The vision of director Ridley Scott was critical to bringing this vision to life on screen. He makes the most of his budget to turn the Nostromo into a tight, claustrophobic environment where the alien could be hiding in any dark corner or air vent, with the alien itself used sparingly but highly effectively. We don't even see the fully-grown xenomorph until over an hour into the film, but its presence is felt well before then, and when we are formally introduced to it, its famous design by H. R. Giger, with its lack of eyes, its pitch-black outer shell, its smooth, oblong head, its long tail, and its unholy amount of teeth, makes for one of the most immediately scary monsters ever put to film. The alien means business, and the mere hint of its presence is enough to chill the room. The gore is used very sparingly, but the kills are still brutal as the alien plunges its inner jaw into the head or chest of its victim. This thing is a natural born predator of humans, and that's without even getting into all the sexual imagery and rape symbolism that Giger and writer Dan O'Bannon crammed into how it operates, from its method of reproduction to its phallic appearance to its penetrating inner jaw. And yet, for long stretches, it hides. It waits. The remaining crew members, and the audience, wonder when it's going to come out of hiding, all while Ripley's damn cat drives them crazy. You learn to dread every place where the alien could possibly be hiding, even when it seems like the characters are safe.

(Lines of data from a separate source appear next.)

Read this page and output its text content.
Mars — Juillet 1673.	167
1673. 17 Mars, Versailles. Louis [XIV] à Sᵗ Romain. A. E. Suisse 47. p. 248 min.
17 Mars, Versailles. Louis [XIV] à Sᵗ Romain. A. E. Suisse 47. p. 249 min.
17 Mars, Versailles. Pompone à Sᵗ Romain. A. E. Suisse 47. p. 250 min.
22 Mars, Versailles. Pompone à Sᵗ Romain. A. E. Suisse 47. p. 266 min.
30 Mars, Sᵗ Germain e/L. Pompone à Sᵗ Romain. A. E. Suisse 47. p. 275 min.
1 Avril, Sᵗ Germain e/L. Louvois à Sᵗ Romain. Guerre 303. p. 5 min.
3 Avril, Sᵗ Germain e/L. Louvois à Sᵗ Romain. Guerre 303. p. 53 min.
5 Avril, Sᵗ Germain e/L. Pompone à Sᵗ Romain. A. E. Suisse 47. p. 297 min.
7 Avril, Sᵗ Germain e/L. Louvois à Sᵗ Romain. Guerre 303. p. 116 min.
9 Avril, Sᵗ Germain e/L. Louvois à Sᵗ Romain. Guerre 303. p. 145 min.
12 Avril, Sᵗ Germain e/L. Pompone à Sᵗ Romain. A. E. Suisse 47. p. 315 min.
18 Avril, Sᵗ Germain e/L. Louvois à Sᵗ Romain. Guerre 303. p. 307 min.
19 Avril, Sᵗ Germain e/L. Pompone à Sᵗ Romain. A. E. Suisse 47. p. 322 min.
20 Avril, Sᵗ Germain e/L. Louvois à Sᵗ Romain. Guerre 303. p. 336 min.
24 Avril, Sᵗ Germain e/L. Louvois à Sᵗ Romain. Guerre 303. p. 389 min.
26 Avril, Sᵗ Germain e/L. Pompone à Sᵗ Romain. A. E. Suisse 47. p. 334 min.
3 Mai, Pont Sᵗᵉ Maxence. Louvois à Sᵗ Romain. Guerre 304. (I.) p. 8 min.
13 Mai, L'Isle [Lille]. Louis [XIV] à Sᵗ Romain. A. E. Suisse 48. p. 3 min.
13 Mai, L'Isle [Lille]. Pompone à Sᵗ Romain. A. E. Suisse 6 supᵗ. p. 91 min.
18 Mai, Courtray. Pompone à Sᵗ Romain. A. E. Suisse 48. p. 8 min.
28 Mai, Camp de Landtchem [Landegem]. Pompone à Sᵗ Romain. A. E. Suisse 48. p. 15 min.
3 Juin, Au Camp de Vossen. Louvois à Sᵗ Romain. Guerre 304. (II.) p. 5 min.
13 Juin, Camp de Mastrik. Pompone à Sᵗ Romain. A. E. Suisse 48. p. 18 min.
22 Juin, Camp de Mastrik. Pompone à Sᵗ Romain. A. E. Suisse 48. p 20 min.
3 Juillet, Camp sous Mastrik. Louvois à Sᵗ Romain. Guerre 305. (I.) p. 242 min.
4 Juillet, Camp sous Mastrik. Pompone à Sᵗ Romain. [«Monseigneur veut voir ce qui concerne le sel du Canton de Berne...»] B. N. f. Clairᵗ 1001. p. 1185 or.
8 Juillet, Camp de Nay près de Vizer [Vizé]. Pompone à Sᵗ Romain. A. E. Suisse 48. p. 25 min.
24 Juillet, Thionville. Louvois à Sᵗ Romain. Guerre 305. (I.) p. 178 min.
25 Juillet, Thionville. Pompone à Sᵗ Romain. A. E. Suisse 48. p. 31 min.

The human characters are just as good. With a small cast of only seven people (and one alien), every one of them gets his or her time to shine. Sigourney Weaver, of course, made her career here as Ripley, and while she's not the ass-kicking xenomorph slayer of the second film, she still proves to be a crafty survivor all the way to the finish. She looks genuinely terrified as the cast is whittled down around her, but her prevailing in the end, despite every obstacle thrown in her way, came down to a lot more than just blind luck. Ian Holm's morally dubious Ash brings some additional tension to the affair as the characters are given reason to question his motives, while the rest of the guys are great as scrappy Joes making the best of a bad situation. Finally, there's Veronica Cartwright's Lambert, who was just the worst, but in the best possible way. Shrill and panicky, Lambert is the antithesis of the hardy and capable Ripley. Cartwright does an incredible job playing a character who is quite probably pissing herself in terror at the alien and the situation she's in, working almost too well as an avatar for the audience given the problems that her fear causes for the rest of the crew.

The Bottom Line

I may still ever-so-slightly prefer its sequel, but Alien is still a brutal masterclass in slow-building tension, twisted creature design, and pure fear and isolation, drawing on sexual imagery and a very '70s vision of the future to do so. It's a movie that can hardly be described, only experienced.